Еще они ходили по четвергам в муниципальную библиотеку[150]. Жак и раньше поглощал попадавшиеся ему под руку книги так же ненасытно, как он жил, играл или мечтал. Чтение позволяло ему ускользнуть в блаженный мир, где богатство и бедность были одинаково привлекательны, ибо совершенно нереальны. Большие альбомы с иллюстрированными выпусками «Неустрашимого», переходившие из рук в руки столько раз, что картонный переплет терял всякий вид и цвет, а страницы замусоливались до дыр, первыми увлекли его в атмосферу веселья и лихих приключений, утоляя в нем одновременно и жажду смешного, и жажду героического.

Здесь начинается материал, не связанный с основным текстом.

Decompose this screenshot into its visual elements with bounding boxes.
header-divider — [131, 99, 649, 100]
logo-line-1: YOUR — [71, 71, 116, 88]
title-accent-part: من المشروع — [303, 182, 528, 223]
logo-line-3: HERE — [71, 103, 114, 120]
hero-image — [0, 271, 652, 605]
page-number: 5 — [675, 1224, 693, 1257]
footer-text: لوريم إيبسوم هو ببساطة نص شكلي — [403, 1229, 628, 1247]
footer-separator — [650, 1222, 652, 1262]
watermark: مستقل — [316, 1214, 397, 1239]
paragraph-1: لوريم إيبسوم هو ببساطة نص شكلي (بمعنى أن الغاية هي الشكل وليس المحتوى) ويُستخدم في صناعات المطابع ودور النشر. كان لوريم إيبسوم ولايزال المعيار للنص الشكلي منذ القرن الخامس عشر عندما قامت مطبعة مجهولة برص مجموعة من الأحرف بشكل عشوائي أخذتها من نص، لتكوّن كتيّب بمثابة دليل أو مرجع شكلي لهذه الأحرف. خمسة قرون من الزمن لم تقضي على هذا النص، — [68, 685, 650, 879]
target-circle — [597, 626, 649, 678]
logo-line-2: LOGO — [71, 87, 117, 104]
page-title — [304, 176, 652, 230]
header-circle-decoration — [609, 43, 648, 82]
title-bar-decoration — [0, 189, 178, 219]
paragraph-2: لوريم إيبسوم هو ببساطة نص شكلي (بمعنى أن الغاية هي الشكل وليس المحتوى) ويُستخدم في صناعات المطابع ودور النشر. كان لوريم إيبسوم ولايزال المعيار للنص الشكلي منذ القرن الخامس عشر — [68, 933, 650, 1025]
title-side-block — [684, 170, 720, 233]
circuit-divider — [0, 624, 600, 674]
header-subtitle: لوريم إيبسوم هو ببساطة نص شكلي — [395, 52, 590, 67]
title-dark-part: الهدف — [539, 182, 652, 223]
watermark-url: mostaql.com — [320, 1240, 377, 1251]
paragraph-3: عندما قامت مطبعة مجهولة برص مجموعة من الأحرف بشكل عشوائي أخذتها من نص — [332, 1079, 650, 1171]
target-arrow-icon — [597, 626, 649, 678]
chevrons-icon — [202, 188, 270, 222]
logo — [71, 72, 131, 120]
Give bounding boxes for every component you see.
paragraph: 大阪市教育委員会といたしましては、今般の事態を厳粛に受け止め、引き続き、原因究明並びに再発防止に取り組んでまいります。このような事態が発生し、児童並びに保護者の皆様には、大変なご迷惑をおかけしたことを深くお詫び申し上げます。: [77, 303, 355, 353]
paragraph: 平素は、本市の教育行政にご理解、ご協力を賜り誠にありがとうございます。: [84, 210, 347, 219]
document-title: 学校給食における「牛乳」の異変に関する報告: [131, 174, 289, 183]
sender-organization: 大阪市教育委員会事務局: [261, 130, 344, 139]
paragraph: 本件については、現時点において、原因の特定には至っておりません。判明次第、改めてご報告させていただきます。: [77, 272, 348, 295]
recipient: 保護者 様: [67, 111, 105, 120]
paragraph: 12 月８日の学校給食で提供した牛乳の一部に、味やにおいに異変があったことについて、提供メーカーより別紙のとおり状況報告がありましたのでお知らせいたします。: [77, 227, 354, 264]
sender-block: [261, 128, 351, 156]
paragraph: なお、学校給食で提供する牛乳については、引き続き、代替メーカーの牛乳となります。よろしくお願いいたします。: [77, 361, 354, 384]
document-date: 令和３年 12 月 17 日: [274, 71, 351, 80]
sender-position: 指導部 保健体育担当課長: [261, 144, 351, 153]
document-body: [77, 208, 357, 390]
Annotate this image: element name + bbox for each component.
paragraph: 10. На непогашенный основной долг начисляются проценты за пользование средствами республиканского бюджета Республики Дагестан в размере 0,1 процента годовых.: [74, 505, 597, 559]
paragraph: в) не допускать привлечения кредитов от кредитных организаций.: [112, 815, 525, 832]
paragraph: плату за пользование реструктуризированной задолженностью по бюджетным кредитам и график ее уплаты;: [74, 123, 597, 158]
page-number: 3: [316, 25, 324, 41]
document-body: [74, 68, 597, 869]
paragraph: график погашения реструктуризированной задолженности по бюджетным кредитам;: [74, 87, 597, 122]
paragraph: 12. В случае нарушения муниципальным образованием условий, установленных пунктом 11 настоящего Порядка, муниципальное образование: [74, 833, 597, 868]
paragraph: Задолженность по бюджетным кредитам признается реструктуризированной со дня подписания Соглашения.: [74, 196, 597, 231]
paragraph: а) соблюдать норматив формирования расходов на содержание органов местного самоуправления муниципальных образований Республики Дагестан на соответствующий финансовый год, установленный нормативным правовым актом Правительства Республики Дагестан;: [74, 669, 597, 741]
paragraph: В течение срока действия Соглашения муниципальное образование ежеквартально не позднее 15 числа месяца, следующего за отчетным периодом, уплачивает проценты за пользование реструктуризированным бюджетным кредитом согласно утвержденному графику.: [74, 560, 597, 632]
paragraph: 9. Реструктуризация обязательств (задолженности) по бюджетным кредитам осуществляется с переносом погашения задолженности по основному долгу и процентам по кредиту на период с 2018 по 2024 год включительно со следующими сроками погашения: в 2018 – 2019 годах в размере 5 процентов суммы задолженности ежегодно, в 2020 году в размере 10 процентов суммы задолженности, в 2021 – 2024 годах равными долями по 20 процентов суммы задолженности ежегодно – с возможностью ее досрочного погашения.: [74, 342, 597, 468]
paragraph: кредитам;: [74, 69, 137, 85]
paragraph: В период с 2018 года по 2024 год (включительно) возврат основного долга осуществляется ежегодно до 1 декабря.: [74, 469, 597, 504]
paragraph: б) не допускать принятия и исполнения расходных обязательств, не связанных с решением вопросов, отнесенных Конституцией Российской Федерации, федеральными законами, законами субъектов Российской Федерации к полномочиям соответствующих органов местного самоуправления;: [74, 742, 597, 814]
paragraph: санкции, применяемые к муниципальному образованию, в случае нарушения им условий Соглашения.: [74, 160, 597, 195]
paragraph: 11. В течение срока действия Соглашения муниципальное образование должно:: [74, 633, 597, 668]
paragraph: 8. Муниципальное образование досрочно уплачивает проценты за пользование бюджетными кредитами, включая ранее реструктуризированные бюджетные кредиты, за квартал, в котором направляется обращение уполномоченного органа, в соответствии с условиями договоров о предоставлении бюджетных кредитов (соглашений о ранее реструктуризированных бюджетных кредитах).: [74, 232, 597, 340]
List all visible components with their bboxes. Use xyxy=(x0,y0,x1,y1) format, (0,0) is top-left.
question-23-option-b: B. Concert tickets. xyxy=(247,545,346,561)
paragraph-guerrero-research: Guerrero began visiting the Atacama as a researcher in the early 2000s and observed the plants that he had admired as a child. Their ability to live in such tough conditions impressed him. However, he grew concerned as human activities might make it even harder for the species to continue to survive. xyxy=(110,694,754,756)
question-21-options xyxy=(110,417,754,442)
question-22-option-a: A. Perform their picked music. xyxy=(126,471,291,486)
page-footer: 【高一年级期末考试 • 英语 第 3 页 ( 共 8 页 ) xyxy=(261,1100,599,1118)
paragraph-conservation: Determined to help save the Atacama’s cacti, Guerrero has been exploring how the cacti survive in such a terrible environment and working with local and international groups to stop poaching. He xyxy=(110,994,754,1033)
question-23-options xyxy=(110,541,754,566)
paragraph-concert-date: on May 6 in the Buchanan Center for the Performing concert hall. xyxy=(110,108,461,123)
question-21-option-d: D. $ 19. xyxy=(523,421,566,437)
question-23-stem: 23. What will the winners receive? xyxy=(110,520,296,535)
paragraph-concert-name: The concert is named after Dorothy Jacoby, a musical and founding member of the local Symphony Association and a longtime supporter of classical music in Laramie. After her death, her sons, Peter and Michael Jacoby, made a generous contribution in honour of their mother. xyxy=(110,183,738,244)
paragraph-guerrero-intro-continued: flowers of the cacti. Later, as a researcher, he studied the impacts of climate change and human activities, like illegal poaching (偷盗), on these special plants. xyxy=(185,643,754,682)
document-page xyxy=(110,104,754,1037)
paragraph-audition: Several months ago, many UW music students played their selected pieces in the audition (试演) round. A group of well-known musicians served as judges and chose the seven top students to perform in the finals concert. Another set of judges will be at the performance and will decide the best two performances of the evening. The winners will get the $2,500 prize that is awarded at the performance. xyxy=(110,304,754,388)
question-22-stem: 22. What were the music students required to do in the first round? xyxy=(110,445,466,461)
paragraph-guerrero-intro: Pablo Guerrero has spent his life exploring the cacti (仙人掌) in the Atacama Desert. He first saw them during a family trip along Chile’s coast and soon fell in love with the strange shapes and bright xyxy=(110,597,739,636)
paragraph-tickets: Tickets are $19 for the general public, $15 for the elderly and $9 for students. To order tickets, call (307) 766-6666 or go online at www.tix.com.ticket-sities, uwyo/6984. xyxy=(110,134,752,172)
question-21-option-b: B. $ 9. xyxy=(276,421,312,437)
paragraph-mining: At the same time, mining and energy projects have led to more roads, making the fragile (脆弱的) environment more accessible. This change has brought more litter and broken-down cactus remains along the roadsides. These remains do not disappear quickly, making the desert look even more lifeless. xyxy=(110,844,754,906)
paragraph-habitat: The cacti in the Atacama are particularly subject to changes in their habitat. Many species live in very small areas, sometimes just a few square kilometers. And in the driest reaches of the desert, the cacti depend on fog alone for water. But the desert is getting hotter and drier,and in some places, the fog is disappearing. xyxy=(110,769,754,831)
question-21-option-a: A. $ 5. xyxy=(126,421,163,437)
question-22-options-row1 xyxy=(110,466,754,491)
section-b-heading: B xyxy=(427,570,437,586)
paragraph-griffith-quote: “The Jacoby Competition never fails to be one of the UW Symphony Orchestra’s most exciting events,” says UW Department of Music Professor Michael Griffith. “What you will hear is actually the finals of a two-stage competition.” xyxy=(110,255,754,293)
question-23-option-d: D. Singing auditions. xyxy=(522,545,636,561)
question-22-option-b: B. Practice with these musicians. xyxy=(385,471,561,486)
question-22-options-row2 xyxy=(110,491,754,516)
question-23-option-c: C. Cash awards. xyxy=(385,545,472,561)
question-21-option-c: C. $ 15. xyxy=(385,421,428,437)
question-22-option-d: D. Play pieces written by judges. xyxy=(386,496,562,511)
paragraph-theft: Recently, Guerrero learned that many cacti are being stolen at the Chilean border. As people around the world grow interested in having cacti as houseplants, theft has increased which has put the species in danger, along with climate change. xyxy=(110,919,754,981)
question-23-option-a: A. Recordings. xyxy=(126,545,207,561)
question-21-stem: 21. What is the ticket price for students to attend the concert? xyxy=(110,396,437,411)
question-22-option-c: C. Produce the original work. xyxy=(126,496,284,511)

Любовь к героизму и эффектным подвигам была явно очень сильна у обоих мальчиков, особенно если судить по невероятному количеству проглоченных ими романов плаща и шпаги и по той легкости, с которой персонажи «Пардайяна» входили в их повседневную жизнь. Их главным автором был Мишель Зевако, и Возрождение, особенно итальянское, расцвеченное золотом и пурпуром, утопавшее в роскоши римских и флорентийских дворцов, где тайно властвовали кинжал и яд, влекло непреодолимо этих двух аристократов: нередко посреди пыльной желтой улицы, где жил Пьер, они выхватывали длинные лакированные линейки и устраивали между мусорными ящиками горячие поединки, надолго оставлявшие следы на ладонях и пальцах[151]. В то время они не могли достать других книг, потому что попросить было не у кого, а сами они ничего купить не могли, разве что изредка дешевые популярные книжки, валявшиеся на прилавках местных книготорговцев.